Faisal ibn Hoessein | ||
---|---|---|
1883-1933 | ||
Koning van Irak | ||
Periode | 1920-1933 | |
Voorganger | -- | |
Opvolger | Ghazi | |
Vader | Hoessein ibn Ali | |
Moeder | Abdiya bint Abdoellah |
Faisal I (Arabisch: فيصل بن حسين بن علي الهاشمي , Fayṣal ibn Ḥusayn) (Taif, 20 mei 1885 – Bern, 8 september 1933) was eerst van 11 maart 1920 tot 25 juli 1920 koning van Syrië (met Britse toestemming). Nochtans was de Syrische regio aan Frankrijk toegezegd als mandaatgebied. Met oorlogsgeweld behaalden de Fransen hun zeggenschap. Na de nederlaag in de oorlog tegen de Fransen leefde Faisal vervolgens een jaar in ballingschap in Groot-Brittannië.
De Britten maakten hem vervolgens koning van het Brits mandaatgebied Irak, waar hij regeerde van 1921 tot zijn dood in 1933. Faisal was de leider van de Arabische Opstand, gericht tegen het Ottomaanse Rijk tijdens de Eerste Wereldoorlog, die gesteund werd door de Britten onder leiding van Thomas Edward Lawrence (Lawrence van Arabië).

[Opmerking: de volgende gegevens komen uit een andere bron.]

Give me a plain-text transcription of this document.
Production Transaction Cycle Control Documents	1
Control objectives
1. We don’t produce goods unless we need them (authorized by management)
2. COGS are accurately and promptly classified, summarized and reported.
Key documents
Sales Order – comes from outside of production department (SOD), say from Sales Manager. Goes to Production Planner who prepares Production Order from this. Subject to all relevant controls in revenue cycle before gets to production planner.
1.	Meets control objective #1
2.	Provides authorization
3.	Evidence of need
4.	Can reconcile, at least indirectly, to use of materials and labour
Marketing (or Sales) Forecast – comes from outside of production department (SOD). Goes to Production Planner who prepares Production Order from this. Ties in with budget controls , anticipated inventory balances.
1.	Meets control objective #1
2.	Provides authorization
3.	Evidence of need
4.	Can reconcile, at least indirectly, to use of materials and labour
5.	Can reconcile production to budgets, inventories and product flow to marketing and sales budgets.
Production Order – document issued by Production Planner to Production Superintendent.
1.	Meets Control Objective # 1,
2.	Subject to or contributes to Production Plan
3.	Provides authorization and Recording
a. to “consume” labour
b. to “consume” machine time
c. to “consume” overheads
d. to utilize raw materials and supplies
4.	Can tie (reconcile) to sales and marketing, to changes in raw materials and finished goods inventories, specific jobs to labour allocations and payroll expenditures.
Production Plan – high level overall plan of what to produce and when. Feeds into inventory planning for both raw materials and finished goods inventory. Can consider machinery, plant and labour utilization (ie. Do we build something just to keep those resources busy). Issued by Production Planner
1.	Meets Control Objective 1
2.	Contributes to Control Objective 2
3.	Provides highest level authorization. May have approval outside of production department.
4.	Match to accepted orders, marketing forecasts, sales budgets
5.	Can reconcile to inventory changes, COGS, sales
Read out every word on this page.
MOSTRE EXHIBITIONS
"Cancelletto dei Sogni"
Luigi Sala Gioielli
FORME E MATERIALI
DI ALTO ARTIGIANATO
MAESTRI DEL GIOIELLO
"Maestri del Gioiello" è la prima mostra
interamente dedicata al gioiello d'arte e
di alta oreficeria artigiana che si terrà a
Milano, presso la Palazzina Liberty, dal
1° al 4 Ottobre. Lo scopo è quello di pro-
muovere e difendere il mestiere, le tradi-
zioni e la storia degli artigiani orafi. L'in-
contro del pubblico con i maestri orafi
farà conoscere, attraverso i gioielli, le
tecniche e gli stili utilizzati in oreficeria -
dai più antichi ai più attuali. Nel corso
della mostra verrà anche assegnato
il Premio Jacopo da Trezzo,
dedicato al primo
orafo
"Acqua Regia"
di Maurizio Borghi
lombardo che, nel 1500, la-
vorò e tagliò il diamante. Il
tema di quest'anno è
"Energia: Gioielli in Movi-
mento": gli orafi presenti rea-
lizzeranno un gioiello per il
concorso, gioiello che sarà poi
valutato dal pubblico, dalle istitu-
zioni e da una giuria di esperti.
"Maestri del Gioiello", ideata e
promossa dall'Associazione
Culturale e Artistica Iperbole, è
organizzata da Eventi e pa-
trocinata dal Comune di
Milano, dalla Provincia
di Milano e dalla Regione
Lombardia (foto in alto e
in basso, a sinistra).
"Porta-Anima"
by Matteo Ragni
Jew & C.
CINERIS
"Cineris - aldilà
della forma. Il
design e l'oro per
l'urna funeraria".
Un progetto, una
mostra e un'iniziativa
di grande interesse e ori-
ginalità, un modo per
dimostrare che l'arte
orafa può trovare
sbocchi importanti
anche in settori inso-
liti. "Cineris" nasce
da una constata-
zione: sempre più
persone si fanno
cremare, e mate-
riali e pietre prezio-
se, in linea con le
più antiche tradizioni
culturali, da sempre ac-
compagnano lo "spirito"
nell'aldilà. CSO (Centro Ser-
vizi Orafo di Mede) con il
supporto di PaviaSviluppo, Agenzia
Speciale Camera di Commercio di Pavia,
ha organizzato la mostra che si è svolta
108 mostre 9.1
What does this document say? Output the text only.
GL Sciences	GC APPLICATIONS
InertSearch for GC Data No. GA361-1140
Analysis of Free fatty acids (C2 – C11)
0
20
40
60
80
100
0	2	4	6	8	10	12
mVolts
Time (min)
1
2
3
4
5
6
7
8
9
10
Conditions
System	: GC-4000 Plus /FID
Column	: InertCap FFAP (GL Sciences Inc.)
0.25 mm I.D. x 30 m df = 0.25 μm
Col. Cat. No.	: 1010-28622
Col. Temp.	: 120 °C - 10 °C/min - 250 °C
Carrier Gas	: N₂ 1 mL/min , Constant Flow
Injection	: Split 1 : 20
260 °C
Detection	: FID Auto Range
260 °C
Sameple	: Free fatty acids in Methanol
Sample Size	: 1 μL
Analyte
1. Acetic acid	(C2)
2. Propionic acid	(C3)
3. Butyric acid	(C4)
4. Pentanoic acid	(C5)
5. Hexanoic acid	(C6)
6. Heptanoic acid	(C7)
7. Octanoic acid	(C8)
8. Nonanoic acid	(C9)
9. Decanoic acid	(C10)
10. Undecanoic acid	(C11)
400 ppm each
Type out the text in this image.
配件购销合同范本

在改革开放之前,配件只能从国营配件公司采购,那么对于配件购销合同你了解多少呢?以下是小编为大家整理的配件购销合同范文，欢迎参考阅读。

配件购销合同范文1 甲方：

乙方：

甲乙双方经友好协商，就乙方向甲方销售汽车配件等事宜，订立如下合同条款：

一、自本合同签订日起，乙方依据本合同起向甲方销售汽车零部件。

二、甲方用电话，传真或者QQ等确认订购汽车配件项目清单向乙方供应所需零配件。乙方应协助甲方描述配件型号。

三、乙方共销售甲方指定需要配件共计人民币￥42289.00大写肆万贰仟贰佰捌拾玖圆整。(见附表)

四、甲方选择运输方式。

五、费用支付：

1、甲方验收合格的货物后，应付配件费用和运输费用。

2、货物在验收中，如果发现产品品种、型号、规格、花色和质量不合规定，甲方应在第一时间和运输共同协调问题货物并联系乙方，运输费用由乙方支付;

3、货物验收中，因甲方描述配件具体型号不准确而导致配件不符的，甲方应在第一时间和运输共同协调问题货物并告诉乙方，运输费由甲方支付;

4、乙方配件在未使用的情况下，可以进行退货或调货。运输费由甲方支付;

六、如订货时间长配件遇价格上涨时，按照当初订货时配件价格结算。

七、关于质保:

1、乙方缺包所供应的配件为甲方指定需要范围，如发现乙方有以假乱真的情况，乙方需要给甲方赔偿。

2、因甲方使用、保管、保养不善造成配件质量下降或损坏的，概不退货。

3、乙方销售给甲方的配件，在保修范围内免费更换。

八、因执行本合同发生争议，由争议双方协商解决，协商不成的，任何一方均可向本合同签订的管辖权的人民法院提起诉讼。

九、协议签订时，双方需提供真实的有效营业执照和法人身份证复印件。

Zijn vader, Hoessein ibn Ali, de Sjarif van Mekka, had gedurende de Eerste Wereldoorlog met de Britten samengewerkt en in ruil de verzekering gekregen dat hij een onafhankelijke Pan-Arabische staat mocht stichten. Zo ver kwam het echter niet, om verschillende redenen zoals het in het geheim gesloten Sykes-Picotverdrag. Wel werden Irak en Transjordanië aan zijn zoons toegewezen: Faisal werd koning van Irak en zijn broer Abdoellah Emir van Emiraat Trans-Jordanië.